O aquello era sueño o ya no hay sueños en el mundo. Pero él, sin entender de Calderón ni haberle oído mentar en su vida, decía rústicamente y a su modo lo que significan las famosas palabras: soñemos, alma, soñemos. Interesante grupo formaban los dos, el uno come que come, y el otro piensa que piensa, soñando de otra manera que Felipe y viviendo anticipadamente la vida de los días sucesivos; lanzando su espíritu al porvenir, sus sentidos a las emociones esperadas, empeñando su voluntad en grandes lides y altísimos propósitos. Ideales de arte y gloria, pruritos de goces, ahora sublimes, ahora sensuales, caldeaban su mente. Parecíale pesado y cojo el tiempo, que no traía pronto aquellos mañanas que él, por poder de su fantasía, estaba ya gozando y viviendo antes de que llegaran. Para no esperar más, aquella misma noche había de procurarse emociones y dulzuras, de las que tan hambrienta estaba su alma.

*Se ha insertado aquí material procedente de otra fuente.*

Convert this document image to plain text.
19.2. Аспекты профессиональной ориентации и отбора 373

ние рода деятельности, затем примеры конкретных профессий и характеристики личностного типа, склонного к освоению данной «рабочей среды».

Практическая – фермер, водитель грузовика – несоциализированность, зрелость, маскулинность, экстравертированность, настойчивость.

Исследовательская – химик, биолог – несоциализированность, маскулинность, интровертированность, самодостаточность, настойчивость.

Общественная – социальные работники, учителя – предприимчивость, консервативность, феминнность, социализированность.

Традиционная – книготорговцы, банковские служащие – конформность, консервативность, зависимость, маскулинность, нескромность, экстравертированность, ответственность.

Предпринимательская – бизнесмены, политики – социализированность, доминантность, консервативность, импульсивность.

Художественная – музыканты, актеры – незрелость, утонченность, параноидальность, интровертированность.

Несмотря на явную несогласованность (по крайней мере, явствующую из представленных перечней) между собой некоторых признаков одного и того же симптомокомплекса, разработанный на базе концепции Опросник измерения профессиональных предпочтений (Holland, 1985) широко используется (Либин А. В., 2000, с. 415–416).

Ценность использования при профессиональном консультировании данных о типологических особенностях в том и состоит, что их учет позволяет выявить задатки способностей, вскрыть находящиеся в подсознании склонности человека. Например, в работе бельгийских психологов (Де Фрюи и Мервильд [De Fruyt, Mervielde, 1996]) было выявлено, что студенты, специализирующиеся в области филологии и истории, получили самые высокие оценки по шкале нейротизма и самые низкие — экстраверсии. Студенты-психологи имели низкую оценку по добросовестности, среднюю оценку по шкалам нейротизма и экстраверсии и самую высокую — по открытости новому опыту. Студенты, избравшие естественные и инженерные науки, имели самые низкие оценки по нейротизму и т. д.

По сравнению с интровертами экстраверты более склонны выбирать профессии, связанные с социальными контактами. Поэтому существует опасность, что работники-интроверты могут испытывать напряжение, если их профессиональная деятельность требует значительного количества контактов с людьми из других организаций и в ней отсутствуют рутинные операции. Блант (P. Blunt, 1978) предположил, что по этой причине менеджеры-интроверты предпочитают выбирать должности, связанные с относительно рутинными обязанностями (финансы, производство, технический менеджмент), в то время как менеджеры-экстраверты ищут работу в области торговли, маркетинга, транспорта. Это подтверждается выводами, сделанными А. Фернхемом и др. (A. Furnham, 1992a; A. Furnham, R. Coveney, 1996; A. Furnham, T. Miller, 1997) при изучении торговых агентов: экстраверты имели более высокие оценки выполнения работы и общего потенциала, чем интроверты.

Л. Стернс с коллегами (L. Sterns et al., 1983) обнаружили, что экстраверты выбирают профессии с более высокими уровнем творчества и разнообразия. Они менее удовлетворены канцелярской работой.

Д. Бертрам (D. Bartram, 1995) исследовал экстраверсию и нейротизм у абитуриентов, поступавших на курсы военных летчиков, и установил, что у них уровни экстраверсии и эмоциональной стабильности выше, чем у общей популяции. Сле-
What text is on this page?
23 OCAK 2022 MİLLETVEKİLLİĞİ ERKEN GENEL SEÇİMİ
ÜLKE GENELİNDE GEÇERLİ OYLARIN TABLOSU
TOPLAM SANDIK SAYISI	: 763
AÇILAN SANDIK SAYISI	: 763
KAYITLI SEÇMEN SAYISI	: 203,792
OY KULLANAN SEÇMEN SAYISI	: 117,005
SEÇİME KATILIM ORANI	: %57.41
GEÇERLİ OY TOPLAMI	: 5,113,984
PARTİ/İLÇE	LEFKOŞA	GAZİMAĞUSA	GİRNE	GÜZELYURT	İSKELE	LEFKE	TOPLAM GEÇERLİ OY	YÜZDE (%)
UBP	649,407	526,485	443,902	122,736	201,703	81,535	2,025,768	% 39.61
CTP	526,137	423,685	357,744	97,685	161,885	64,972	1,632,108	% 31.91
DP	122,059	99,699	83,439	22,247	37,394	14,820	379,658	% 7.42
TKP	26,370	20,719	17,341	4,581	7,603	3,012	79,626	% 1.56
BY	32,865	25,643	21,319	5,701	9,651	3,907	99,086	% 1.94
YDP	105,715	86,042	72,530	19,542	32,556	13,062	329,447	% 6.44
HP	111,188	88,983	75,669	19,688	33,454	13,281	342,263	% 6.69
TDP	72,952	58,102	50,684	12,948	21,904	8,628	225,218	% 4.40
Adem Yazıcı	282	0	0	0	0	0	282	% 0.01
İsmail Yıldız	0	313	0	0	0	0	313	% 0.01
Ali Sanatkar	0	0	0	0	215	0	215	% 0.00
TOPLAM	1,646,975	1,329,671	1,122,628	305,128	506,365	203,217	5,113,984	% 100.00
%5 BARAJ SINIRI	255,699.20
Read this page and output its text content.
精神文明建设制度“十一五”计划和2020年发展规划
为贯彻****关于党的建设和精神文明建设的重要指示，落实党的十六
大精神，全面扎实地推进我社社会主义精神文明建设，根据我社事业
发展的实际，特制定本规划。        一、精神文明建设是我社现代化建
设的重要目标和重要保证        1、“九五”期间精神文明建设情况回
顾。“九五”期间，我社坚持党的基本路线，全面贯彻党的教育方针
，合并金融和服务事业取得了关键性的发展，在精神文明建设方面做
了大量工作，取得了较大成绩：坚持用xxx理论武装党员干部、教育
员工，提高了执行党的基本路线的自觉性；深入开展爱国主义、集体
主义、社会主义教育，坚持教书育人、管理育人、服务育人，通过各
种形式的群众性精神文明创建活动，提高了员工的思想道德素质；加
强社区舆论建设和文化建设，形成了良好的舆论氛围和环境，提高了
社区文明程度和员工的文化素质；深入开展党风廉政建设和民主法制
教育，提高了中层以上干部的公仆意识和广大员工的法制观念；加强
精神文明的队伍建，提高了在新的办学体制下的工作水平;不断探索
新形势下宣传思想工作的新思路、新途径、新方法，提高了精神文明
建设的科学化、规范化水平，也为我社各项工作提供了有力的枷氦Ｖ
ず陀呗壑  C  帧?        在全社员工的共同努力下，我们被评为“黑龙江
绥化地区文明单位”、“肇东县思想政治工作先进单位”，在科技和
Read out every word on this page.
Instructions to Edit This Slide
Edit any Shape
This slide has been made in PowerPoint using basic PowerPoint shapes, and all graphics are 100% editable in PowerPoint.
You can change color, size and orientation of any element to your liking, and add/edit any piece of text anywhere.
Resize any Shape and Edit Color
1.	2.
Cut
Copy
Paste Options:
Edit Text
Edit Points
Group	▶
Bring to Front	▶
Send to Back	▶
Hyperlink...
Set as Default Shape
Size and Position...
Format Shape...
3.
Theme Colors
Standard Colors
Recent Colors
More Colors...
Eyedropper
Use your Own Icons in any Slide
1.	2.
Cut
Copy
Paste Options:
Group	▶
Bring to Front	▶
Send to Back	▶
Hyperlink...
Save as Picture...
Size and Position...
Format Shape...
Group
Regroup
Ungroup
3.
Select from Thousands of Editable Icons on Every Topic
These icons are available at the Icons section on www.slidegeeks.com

Felipe, regocijado al ver su inexplicable suerte, decía: «Ya me vino Dios a ver», pero no acertaba a figurarse lo que detrás de aquel espléndido cambio vendría. Como que apenas conocía a su amo, y aún no las tenía todas consigo respecto al acomodo que le ofreciera. Alejandro, soñador de empuje y que en todas las ocasiones iba más allá de la realidad presente, no veía con vaguedad el porvenir; veíalo claro y distinto, cual hermosísimo paisaje alumbrado por el más puro sol. Todo se presentaba a sus despabilados ojos con fortísimas tintas y limpios contornos: la gloria artística, el triunfo del más atrevido de los dramas, dichosos lances de amor y fortuna, degustación de placeres desconocidos, poesía y realidad, todo lo veía vivo, corpóreo, de carne, de sangre y de hueso, encarnado en seres humanos, con voz y figura que él plasmaba en su imaginación creadora.
En los capítulos siguientes veremos las hazañas de estos dos niños. En vez de un héroe ya tenemos dos.